The germ of the idea for the novel came from the time when he walked every day through the streets of Paris on the way to work at the Bibliothèque Nationale. He passed the building where Stendhal lived and wrote Le Rouge et le Noir. Eugene imagined Stendhal coming back in the present day and finding no friends left, nothing, no black, no red, and he tried to imagine the melancholy he would feel. This was the beginning of his novel The Aviator.

Eugene says there are two types of history – the ‘big history’ of countries and nations, and personal history. ‘Big history’ is only a small part of the personal history of a man or woman. What a person remembers is individual to him or her – they might remember the sound of rain – as now, falling on the marquee roof – the little events which are written only in people’s hearts. It is our happy – or unhappy – days which make up our consciousness. And he says, ‘to use Lermontov’s expression – I have no great interest in history, my interest lies in the history of the soul’ that is, personal history.

Continuing with the theme of the personal in literature rather than the epics of great world events he gives an example from Nabokov, who said that if you want to understand Gogol’s writing don’t expect to learn about history, but you will learn about his personal demons. And he says it is the same for him, that in his writing, he is trying to solve his personal problems in a public way!

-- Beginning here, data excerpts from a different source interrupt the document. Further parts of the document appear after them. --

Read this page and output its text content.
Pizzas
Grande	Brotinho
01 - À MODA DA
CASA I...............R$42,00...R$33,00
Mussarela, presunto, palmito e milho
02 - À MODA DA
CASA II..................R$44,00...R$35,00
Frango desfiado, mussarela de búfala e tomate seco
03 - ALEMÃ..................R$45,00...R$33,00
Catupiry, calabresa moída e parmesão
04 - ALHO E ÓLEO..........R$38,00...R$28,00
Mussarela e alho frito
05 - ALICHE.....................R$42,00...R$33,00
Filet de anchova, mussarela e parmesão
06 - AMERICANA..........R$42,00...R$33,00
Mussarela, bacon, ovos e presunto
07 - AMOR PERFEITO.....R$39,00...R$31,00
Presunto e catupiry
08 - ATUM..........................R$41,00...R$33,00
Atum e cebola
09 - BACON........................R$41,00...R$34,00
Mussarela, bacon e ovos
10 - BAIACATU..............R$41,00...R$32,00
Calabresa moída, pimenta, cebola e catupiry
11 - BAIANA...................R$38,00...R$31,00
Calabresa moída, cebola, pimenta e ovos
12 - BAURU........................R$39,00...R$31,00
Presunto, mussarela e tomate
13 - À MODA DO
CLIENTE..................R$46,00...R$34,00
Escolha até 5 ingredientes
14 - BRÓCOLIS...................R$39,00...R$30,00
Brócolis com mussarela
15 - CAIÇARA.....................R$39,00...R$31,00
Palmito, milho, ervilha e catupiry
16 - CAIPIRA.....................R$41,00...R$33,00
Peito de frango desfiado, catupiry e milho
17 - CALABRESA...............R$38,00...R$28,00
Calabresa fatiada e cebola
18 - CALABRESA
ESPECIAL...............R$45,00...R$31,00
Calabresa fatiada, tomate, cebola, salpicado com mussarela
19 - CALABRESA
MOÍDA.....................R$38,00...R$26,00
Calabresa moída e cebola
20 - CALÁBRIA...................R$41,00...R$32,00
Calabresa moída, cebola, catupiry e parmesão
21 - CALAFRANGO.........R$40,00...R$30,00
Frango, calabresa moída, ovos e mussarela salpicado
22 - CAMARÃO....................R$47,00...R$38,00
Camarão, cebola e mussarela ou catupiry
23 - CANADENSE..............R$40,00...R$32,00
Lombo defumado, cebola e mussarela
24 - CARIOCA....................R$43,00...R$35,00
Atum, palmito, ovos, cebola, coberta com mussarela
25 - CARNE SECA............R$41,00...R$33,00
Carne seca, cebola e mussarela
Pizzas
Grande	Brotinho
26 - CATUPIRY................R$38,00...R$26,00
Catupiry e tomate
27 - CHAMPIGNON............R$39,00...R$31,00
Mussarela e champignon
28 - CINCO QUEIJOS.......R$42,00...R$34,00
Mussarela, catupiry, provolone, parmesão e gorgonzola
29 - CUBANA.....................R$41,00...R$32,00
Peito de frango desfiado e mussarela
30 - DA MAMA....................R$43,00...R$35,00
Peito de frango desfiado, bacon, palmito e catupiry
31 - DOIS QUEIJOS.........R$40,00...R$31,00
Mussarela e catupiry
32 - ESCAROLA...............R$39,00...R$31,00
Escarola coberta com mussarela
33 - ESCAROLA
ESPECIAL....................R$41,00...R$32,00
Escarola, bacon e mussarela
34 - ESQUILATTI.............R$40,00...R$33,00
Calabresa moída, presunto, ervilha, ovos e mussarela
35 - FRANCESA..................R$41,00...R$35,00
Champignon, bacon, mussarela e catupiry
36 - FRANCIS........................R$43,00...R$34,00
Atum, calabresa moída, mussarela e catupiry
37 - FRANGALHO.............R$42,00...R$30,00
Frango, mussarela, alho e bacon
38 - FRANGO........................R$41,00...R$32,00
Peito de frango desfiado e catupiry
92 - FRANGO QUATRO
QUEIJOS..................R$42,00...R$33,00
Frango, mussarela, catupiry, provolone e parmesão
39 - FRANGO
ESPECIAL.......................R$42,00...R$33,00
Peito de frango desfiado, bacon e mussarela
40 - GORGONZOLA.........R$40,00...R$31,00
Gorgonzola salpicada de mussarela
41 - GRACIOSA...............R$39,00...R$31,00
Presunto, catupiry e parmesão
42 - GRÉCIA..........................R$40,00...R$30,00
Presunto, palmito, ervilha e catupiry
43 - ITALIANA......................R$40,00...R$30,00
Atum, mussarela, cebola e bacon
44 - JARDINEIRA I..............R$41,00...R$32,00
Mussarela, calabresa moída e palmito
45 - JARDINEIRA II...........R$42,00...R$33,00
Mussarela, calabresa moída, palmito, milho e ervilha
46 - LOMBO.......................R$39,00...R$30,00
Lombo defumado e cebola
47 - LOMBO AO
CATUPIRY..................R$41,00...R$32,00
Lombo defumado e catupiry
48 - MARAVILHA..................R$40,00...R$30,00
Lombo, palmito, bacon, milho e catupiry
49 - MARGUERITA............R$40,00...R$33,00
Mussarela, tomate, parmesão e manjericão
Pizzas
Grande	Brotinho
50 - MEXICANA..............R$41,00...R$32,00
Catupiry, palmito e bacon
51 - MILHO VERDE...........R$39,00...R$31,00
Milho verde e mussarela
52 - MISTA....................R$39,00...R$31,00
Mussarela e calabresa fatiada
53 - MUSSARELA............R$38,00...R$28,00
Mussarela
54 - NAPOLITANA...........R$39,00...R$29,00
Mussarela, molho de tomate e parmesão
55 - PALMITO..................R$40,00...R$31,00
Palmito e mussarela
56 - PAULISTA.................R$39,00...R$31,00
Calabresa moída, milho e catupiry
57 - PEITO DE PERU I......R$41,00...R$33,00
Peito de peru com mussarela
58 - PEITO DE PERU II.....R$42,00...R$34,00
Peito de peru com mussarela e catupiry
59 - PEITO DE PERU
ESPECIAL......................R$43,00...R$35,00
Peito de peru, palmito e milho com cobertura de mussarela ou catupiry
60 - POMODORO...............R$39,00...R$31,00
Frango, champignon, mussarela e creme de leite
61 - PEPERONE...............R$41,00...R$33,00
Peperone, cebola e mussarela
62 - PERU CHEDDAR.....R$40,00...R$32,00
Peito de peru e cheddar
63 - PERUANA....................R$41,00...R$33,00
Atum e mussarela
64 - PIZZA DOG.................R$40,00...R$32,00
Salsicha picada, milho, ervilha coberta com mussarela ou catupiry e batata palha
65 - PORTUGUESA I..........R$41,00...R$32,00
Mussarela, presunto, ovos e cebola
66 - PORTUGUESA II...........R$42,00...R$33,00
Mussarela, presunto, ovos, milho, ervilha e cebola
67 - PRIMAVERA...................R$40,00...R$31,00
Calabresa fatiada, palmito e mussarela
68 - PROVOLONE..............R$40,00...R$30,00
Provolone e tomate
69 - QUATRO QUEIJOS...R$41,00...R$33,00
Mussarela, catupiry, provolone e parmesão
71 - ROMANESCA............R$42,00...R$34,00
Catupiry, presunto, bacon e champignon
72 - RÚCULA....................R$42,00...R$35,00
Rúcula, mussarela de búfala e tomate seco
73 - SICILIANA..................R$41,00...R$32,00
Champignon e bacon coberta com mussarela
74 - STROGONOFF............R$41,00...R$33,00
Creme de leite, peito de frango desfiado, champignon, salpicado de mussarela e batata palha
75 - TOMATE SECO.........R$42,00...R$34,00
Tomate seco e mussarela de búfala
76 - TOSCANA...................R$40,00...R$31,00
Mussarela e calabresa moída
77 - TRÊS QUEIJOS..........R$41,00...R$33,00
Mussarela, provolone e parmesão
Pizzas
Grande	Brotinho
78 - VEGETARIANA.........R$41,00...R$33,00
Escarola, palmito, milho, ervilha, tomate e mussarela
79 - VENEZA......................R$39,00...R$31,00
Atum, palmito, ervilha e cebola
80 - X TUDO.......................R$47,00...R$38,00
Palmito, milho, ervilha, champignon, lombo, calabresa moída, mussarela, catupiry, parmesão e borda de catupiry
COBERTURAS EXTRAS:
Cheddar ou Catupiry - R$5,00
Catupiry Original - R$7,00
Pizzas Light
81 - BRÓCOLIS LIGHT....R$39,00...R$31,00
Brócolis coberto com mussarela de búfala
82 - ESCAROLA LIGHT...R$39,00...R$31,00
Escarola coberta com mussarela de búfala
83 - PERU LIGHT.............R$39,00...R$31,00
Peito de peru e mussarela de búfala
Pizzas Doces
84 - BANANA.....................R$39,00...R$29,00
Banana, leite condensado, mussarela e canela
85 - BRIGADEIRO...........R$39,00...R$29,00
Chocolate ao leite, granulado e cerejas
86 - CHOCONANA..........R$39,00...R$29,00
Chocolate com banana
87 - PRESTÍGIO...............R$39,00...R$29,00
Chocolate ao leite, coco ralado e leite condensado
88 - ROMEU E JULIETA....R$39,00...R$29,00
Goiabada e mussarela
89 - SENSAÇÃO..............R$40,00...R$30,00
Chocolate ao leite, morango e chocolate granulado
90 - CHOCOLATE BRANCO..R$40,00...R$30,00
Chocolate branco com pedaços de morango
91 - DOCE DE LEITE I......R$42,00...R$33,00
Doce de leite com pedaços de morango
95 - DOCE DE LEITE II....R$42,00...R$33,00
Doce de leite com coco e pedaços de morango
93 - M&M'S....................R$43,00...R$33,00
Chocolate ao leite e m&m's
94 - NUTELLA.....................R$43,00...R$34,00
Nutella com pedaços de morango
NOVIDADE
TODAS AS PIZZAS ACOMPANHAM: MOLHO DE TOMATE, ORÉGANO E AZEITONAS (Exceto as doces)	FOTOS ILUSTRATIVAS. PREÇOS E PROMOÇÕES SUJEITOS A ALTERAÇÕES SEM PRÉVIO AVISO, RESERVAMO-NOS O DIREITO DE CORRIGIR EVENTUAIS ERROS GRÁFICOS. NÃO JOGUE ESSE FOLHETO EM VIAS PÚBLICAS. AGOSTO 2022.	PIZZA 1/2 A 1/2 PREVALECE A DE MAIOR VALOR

When someone in the audience asks how reliable are the memories of Platonov (the protagonist in The Aviator) Eugene replies that memories are not always 100% reliable, whether of characters or living people. ‘As a historian I would say we have to deal mostly with our notion of real events’. In other words ‘actual real events’ are slippery and subject to human interpretation, colouring, angle, geography, climate, source of information. ‘Sadly’ he says ‘Newspapers try to change our ideas about nations and events.’ And while he has ‘no political views’ what is happening in the world right now could be described as ‘the war of the words’. There is so much propaganda and millions believe in this propaganda which makes things very difficult. At no other time he says, has the world been ‘so deformed by words’.

An expert in medieval Russian literature and folklore, Eugene is well versed in the positive power of language and stories. The main theme of The Aviator he says is loss, but it is also about the retrieval of stories, of bringing back together the pieces of the past.